GSA 2020 Connects Online

Paper No. 67-13
Presentation Time: 4:10 PM

GEOCHEMISTRY OF SANDSTONE BLEACHING AND (U-TH)/HE GEOCHRONOLOGY OF IRON OXIDE DEPOSITS IN THE PARADOX BASIN


SIGAT, Ryan Owen, Department of Geology, University of Illinois at Urbana-Champaign, Urbana, IL 61820

Within the Colorado Plateau, many oxidized Paleozoic and Mesozoic sandstones have been bleached by migrating hydrocarbons and other reducing fluids. These fluids reduced iron and other elements in the red sandstones; in some cases, reprecipitating them as pyrite and in other cases dissolving and mobilizing them over large distances to form concentrated deposits. We aimed to simulate and characterize the geochemistry of sandstone bleaching by reducing fluids; specifically, water and oil. XRF and ICP-MS analyses were used to understand the element mobility associated with these fluid-rock reactions. Our geochemical analyses suggest the mobilization of all major elements (especially Ca, Na, Mg, Fe, Ti, and Mn) in the most altered rock aliquots – consistent with dissolution of albite, carbonates, and the dissolution of hematite coating which causes the red discoloration of bleached sandstones. Our mass balance calculations show that 89% of the mass of major elements removed from the rock are missing and not accounted for in the ICP-MS analyzed fluids. However, the colloidal phases precipitated in our mixture could be the oversaturated and enriched phases that host these missing elements.

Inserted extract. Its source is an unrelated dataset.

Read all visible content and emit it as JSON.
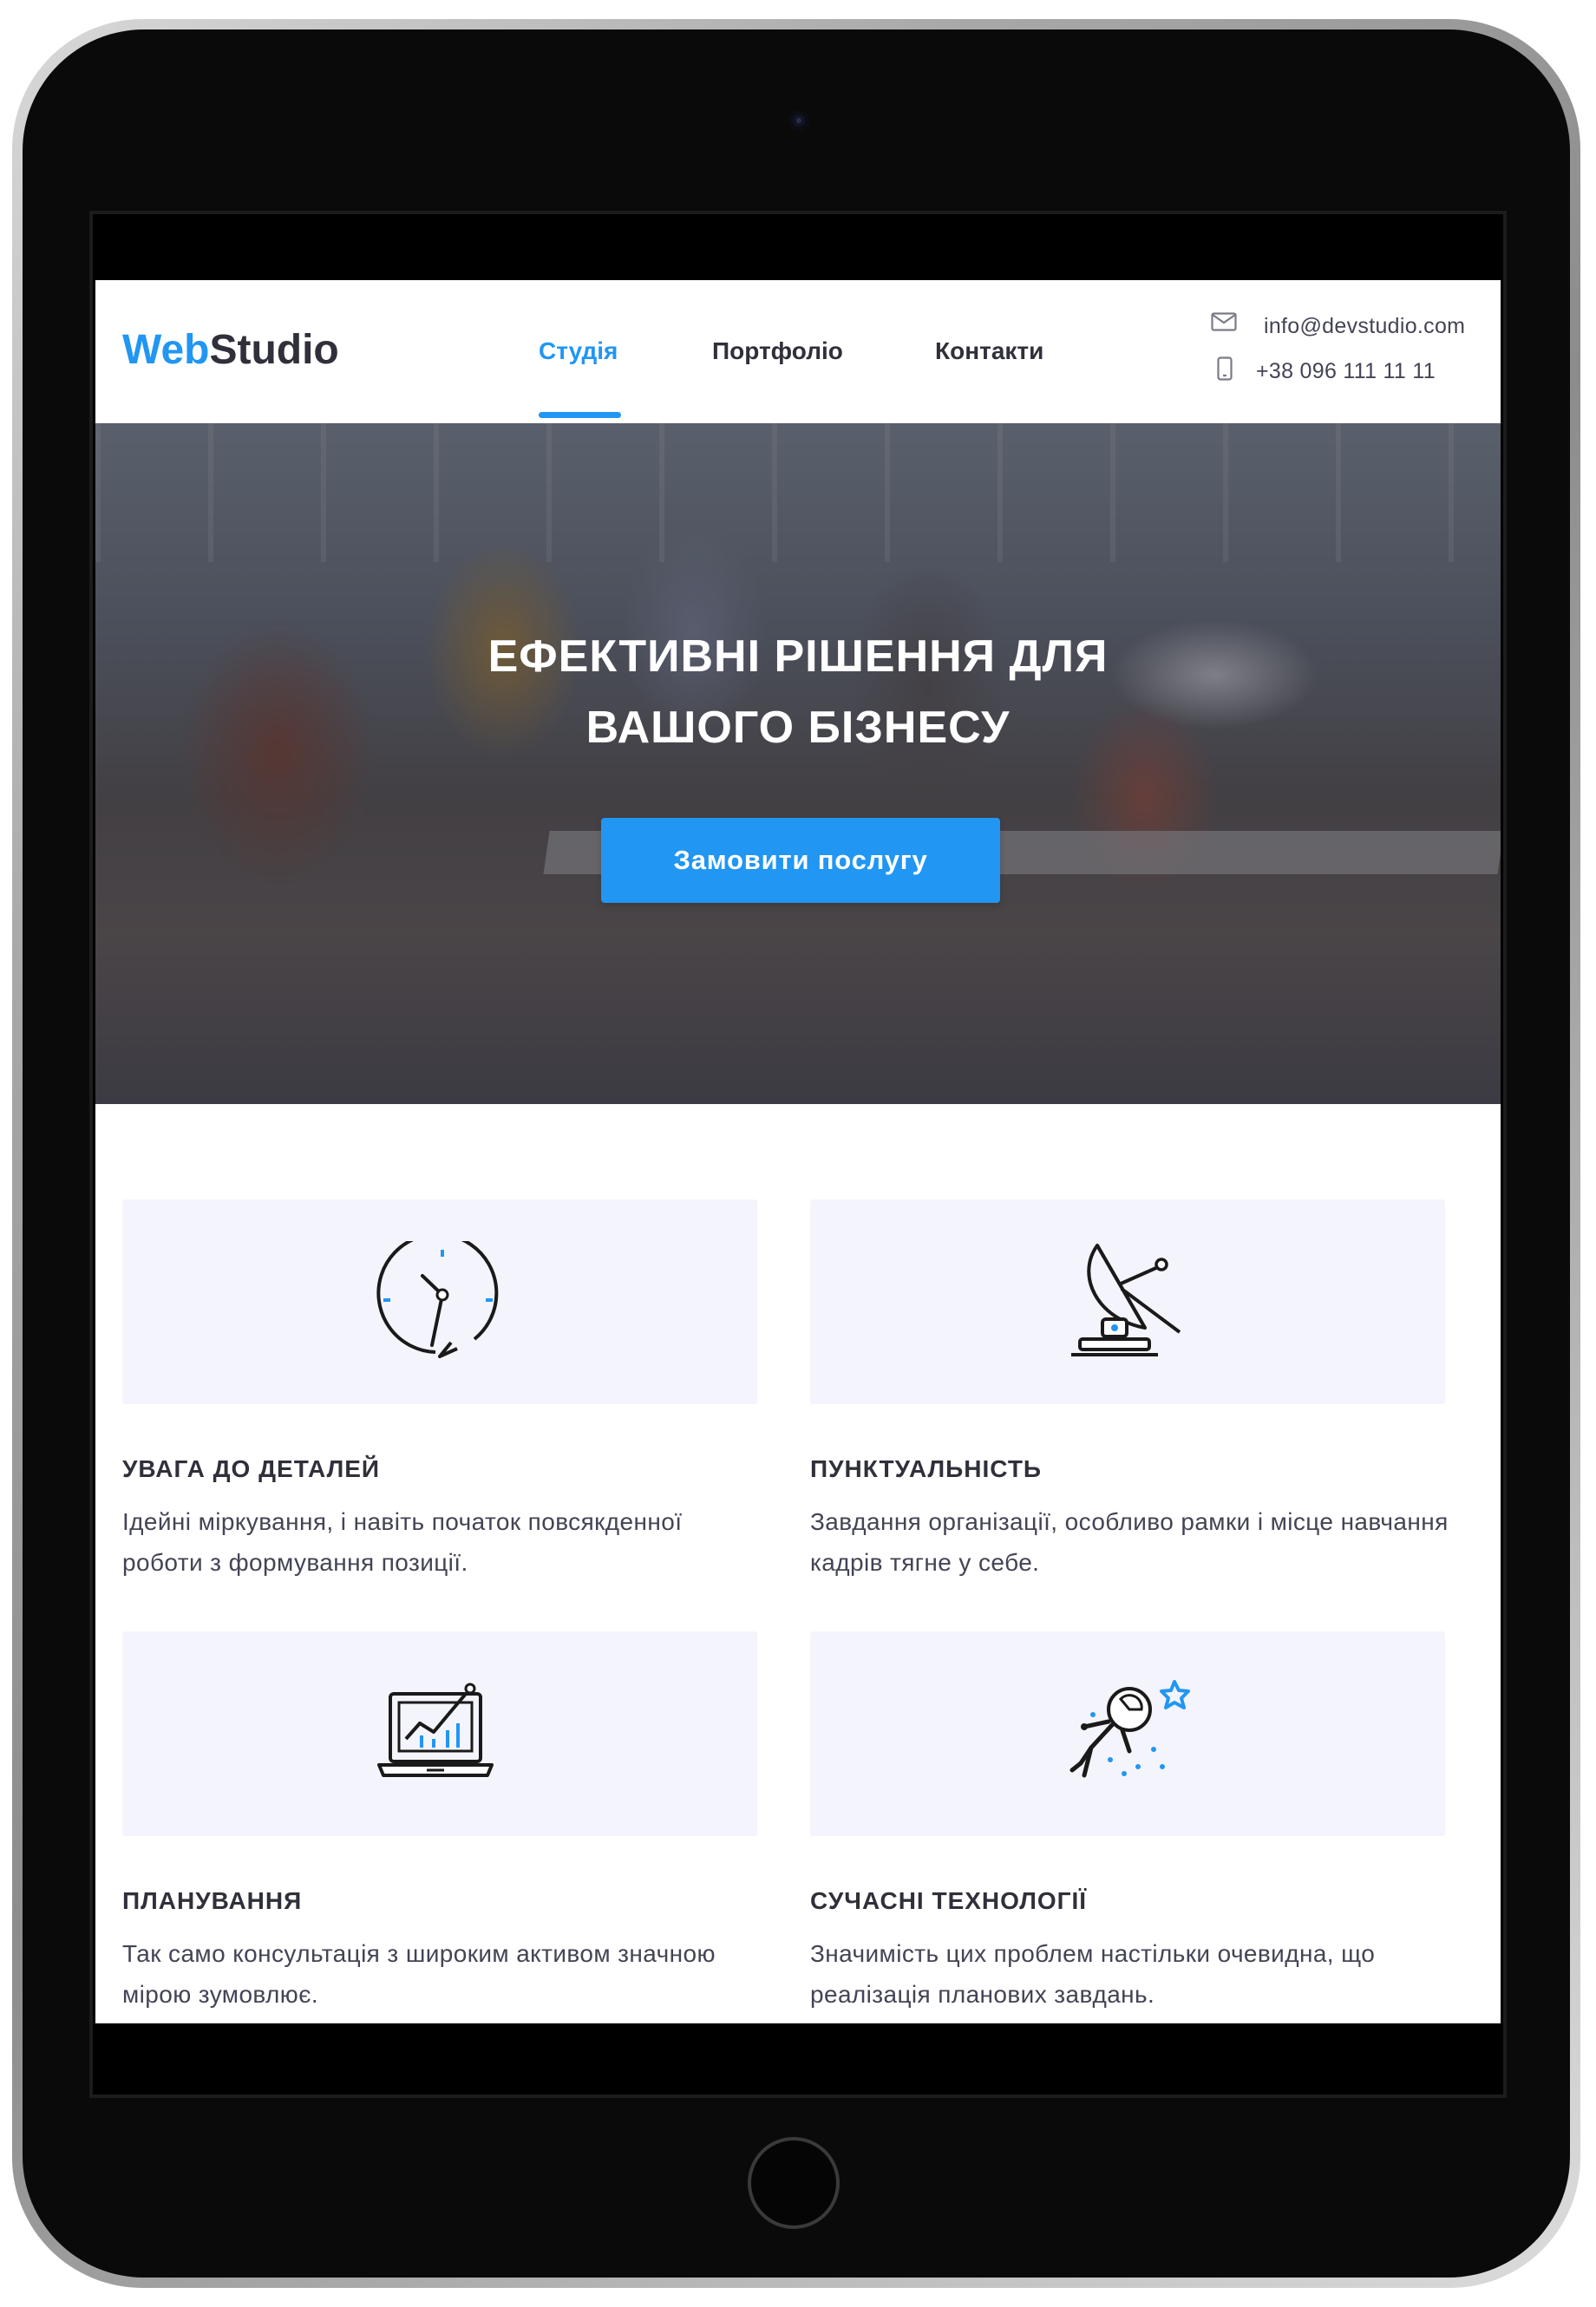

We also performed (U-Th)/He geochronology of the Fe-oxide deposits of the Upper Triassic Shinarump Member to constrain the timing of paleo-fluid migrations. We obtained ages ranging from 23 Ma to 153 Ma, with ~3-5% (2σ) uncertainties. Based on the distribution of our ages and eU concentrations, we theorized that there were 1 or 2 formation ages of the Fe-oxide and that the wide distribution of the ages is caused by post-formation U mobilization. These theorized ages (~87 Ma and ~144 Ma) coincide with a period of rapid subsidence within the Paradox Basin (~90-70 Ma), the onset of the Sevier Orogeny (~140 Ma), and a Late Jurassic early-phase movement of the Moab Fault.